In July, Menendez led a Senate hearing on the challenges of doing business in Latin America and urged officials from the Commerce and State departments to apply pressure to countries that didn’t honor agreements with U.S. businesses. Without naming Melgen, Menendez highlighted the contract to provide security in the Dominican port.

The U.S. ambassador to the Dominican Republic, an ally of Menendez, added his voice to the cause, according to reports in the Dominican press. In a meeting with government officials in the island nation, Ambassador Raul Yzaguirre stressed the need for the Dominican Republic to start scanning container ships entering its port for terrorist threats and drugs.

Dominican merchants were fuming at the cost — the 20-year contract was estimated to be worth as much as $500 million — and questioning how an eye doctor had branched out into port security.

Melgen “is an ophthalmologist, for Christ’s sake,” said William Malamud of the American Chamber of Commerce of the Dominican Republic. “He has no experience in port security.’’

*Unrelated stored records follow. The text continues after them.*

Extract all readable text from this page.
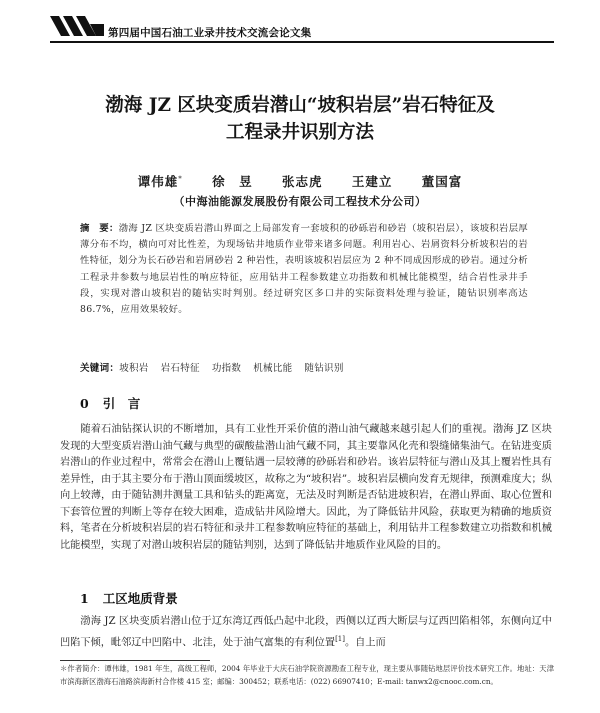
第四届中国石油工业录井技术交流会论文集
渤海 JZ 区块变质岩潜山“坡积岩层”岩石特征及
工程录井识别方法
谭伟雄* 徐　昱 张志虎 王建立 董国富
（中海油能源发展股份有限公司工程技术分公司）
摘　要：渤海 JZ 区块变质岩潜山界面之上局部发育一套坡积的砂砾岩和砂岩（坡积岩层），该坡积岩层厚薄分布不均，横向可对比性差，为现场钻井地质作业带来诸多问题。利用岩心、岩屑资料分析坡积岩的岩性特征，划分为长石砂岩和岩屑砂岩 2 种岩性，表明该坡积岩层应为 2 种不同成因形成的砂岩。通过分析工程录井参数与地层岩性的响应特征，应用钻井工程参数建立功指数和机械比能模型，结合岩性录井手段，实现对潜山坡积岩的随钻实时判别。经过研究区多口井的实际资料处理与验证，随钻识别率高达 86.7%，应用效果较好。
关键词：坡积岩 岩石特征 功指数 机械比能 随钻识别
0 引　言
随着石油钻探认识的不断增加，具有工业性开采价值的潜山油气藏越来越引起人们的重视。渤海 JZ 区块发现的大型变质岩潜山油气藏与典型的碳酸盐潜山油气藏不同，其主要靠风化壳和裂缝储集油气。在钻进变质岩潜山的作业过程中，常常会在潜山上覆钻遇一层较薄的砂砾岩和砂岩。该岩层特征与潜山及其上覆岩性具有差异性，由于其主要分布于潜山顶面缓坡区，故称之为“坡积岩”。坡积岩层横向发育无规律，预测难度大；纵向上较薄，由于随钻测井测量工具和钻头的距离宽，无法及时判断是否钻进坡积岩，在潜山界面、取心位置和下套管位置的判断上等存在较大困难，造成钻井风险增大。因此，为了降低钻井风险，获取更为精确的地质资料，笔者在分析坡积岩层的岩石特征和录井工程参数响应特征的基础上，利用钻井工程参数建立功指数和机械比能模型，实现了对潜山坡积岩层的随钻判别，达到了降低钻井地质作业风险的目的。
1 工区地质背景
渤海 JZ 区块变质岩潜山位于辽东湾辽西低凸起中北段，西侧以辽西大断层与辽西凹陷相邻，东侧向辽中凹陷下倾，毗邻辽中凹陷中、北洼，处于油气富集的有利位置[1]。自上而
＊作者简介：谭伟雄，1981 年生，高级工程师，2004 年毕业于大庆石油学院资源勘查工程专业，现主要从事随钻地层评价技术研究工作。地址：天津市滨海新区渤海石油路滨海新村合作楼 415 室；邮编：300452；联系电话：(022) 66907410；E-mail: tanwx2@cnooc.com.cn。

Melgen and Menendez have been powerful players in their respective spheres. Melgen, the owner of a Florida eye clinic, splits his time between Palm Beach and his Casa de Campo estate in the Dominican Republic, where he has hosted such Democratic luminaries as former president Bill Clinton. Melgen and his companies have donated over $1 million to Democrats since 2006, according to campaign finance records.

Menendez, a member of Congress for two decades, last month became chairman of the Senate Foreign Relations Committee.

Now, Menendez’s hopes for a coming-out party as a powerful Senate chairman have been dashed. He is facing a Senate ethics inquiry about free trips he took to Melgen’s resort home.

This month, after a conservative Web site aired allegations that Menendez had accepted free trips from Melgen to Casa de Campo, the senator reimbursed Melgen $58,500 with a personal check. The money covered the costs of two round-trip flights Menendez made on Melgen’s private plane from New Jersey to the Dominican Republic in 2010, the senator’s office said. Menendez had not previously reported the paid trips as gifts or reimbursed Melgen, as required by Senate rules. Menendez’s staff blamed the error on sloppy paperwork.

His chief of staff, Dan O’Brien, said Friday that Menendez’s support for the measures to enhance port security in the Dominican Republic were justified and that the senator would “never back down” from fighting drug trafficking. “Ultimately, it’s a national security matter because these drugs end up on our streets and in our communities, fueling crime and addiction,” O’Brien said.